With Wii U, Nintendo needs nothing less than to be shy about its brand power. Wii won the console war, and Wii U– a nearly identical name in hand– might have the attention of the last round’s consumer base. I only say “might” because those casual gamers who got on board with Wii probably don’t feel the same allegiances that do more storied gamers. They’ll likely flock to wherever the interactive fun is at next generation.
Another motivation for the unboxing could be that, in our YouTube era, console and special edition unboxings have been nearly fetishized. Hungry for the biggest hype over the smallest details, some fans fuel their impatience by watching game writing offices and other crazed consumers do the deed, weeks or days before they’ll have their chance to.

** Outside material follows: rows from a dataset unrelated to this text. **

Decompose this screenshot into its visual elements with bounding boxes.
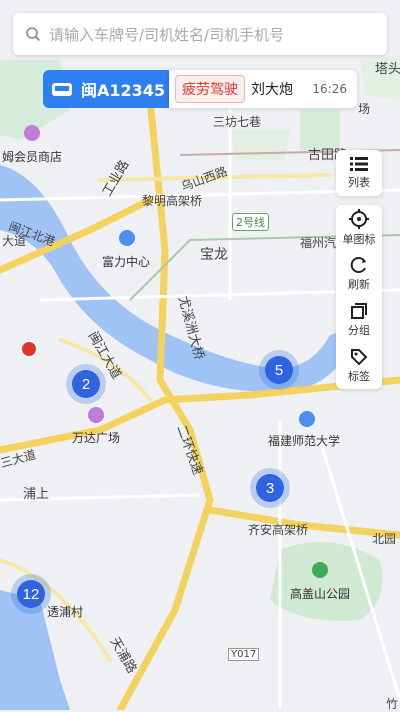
shopping-poi-icon[interactable] bbox=[24, 125, 40, 141]
refresh-icon bbox=[350, 257, 366, 273]
place-label: 场 bbox=[358, 102, 371, 116]
cluster-count: 2 bbox=[72, 370, 100, 398]
road-label: 大道 bbox=[2, 234, 27, 248]
road-shield: Y017 bbox=[228, 648, 260, 661]
shopping-poi-icon[interactable] bbox=[88, 407, 104, 423]
place-label: 三坊七巷 bbox=[213, 115, 262, 129]
vehicle-icon bbox=[52, 83, 72, 96]
tag-label: 标签 bbox=[348, 370, 370, 383]
place-label: 北园 bbox=[372, 532, 397, 546]
cluster-count: 5 bbox=[265, 356, 293, 384]
place-label: 塔头 bbox=[375, 62, 400, 77]
metro-label: 2号线 bbox=[232, 213, 269, 231]
place-label: 透浦村 bbox=[47, 605, 84, 619]
list-label: 列表 bbox=[348, 176, 370, 189]
place-label: 竹 bbox=[386, 697, 399, 711]
place-label: 福建师范大学 bbox=[268, 434, 341, 448]
group-label: 分组 bbox=[348, 324, 370, 337]
refresh-label: 刷新 bbox=[348, 278, 370, 291]
tag-icon bbox=[351, 349, 368, 366]
search-icon bbox=[26, 27, 41, 42]
alert-status-badge: 疲劳驾驶 bbox=[175, 75, 245, 103]
group-button[interactable]: 分组 bbox=[336, 297, 382, 343]
place-label: 万达广场 bbox=[72, 431, 121, 445]
no-entry-icon bbox=[20, 340, 38, 358]
place-label: 姆会员商店 bbox=[2, 150, 63, 164]
single-icon-label: 单图标 bbox=[342, 233, 376, 246]
single-icon-button[interactable]: 单图标 bbox=[336, 205, 382, 251]
list-icon bbox=[350, 157, 368, 171]
group-icon bbox=[351, 303, 367, 319]
place-label: 富力中心 bbox=[102, 255, 151, 269]
cluster-count: 3 bbox=[256, 474, 284, 502]
place-label: 浦上 bbox=[23, 487, 50, 502]
park-poi-icon[interactable] bbox=[312, 562, 328, 578]
vehicle-plate-badge[interactable]: 闽A12345 bbox=[43, 70, 169, 108]
tag-button[interactable]: 标签 bbox=[336, 343, 382, 389]
road-label: 齐安高架桥 bbox=[248, 523, 309, 537]
vehicle-cluster-marker[interactable]: 2 bbox=[66, 364, 106, 404]
map-toolbox: 单图标 刷新 分组 标签 bbox=[336, 205, 382, 389]
school-poi-icon[interactable] bbox=[299, 411, 315, 427]
road-label: 黎明高架桥 bbox=[142, 194, 203, 208]
building-poi-icon[interactable] bbox=[119, 230, 135, 246]
search-bar[interactable]: 请输入车牌号/司机姓名/司机手机号 bbox=[13, 13, 387, 55]
refresh-button[interactable]: 刷新 bbox=[336, 251, 382, 297]
crosshair-icon bbox=[349, 209, 369, 229]
search-input[interactable]: 请输入车牌号/司机姓名/司机手机号 bbox=[49, 24, 284, 45]
list-button[interactable]: 列表 bbox=[336, 150, 382, 196]
park-label: 高盖山公园 bbox=[290, 587, 351, 601]
place-label: 福州汽 bbox=[300, 236, 337, 250]
place-label: 宝龙 bbox=[200, 247, 228, 263]
cluster-count: 12 bbox=[17, 580, 45, 608]
list-toolbox: 列表 bbox=[336, 150, 382, 196]
plate-number: 闽A12345 bbox=[81, 81, 166, 100]
vehicle-cluster-marker[interactable]: 12 bbox=[11, 574, 51, 614]
timestamp: 16:26 bbox=[312, 82, 347, 96]
vehicle-info-card[interactable]: 疲劳驾驶 刘大炮 16:26 bbox=[169, 70, 357, 108]
driver-name: 刘大炮 bbox=[251, 82, 293, 98]
vehicle-cluster-marker[interactable]: 5 bbox=[259, 350, 299, 390]
vehicle-cluster-marker[interactable]: 3 bbox=[250, 468, 290, 508]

So maybe Nintendo is trying to give out that visual information in a controlled way instead of having it thrown around ad nauseam by midnight launch fiends, shaky cam in hand. Most probably, it’s simply down to Iwata’s personality and leadership style. Just as he and Miyamoto were often the ones to demonstrate the accessibility of Wii Sports, it doesn’t go against precedent that he would share Nintendo’s next console in an even more personal way. And now, Wii U is nearly upon us. Whether it will amass significant momentum, and to where it will carry it, no unboxing video can tell.
Iwata is the Man, he is the most charismatic president of a worldwide company ever!. I really lol when he said that the unboxing was pretty much like sales tv program.
He’s certainly a savvy dude. He brought the company back from the brink after the gamecube and has had to market in a somewhat unstable market.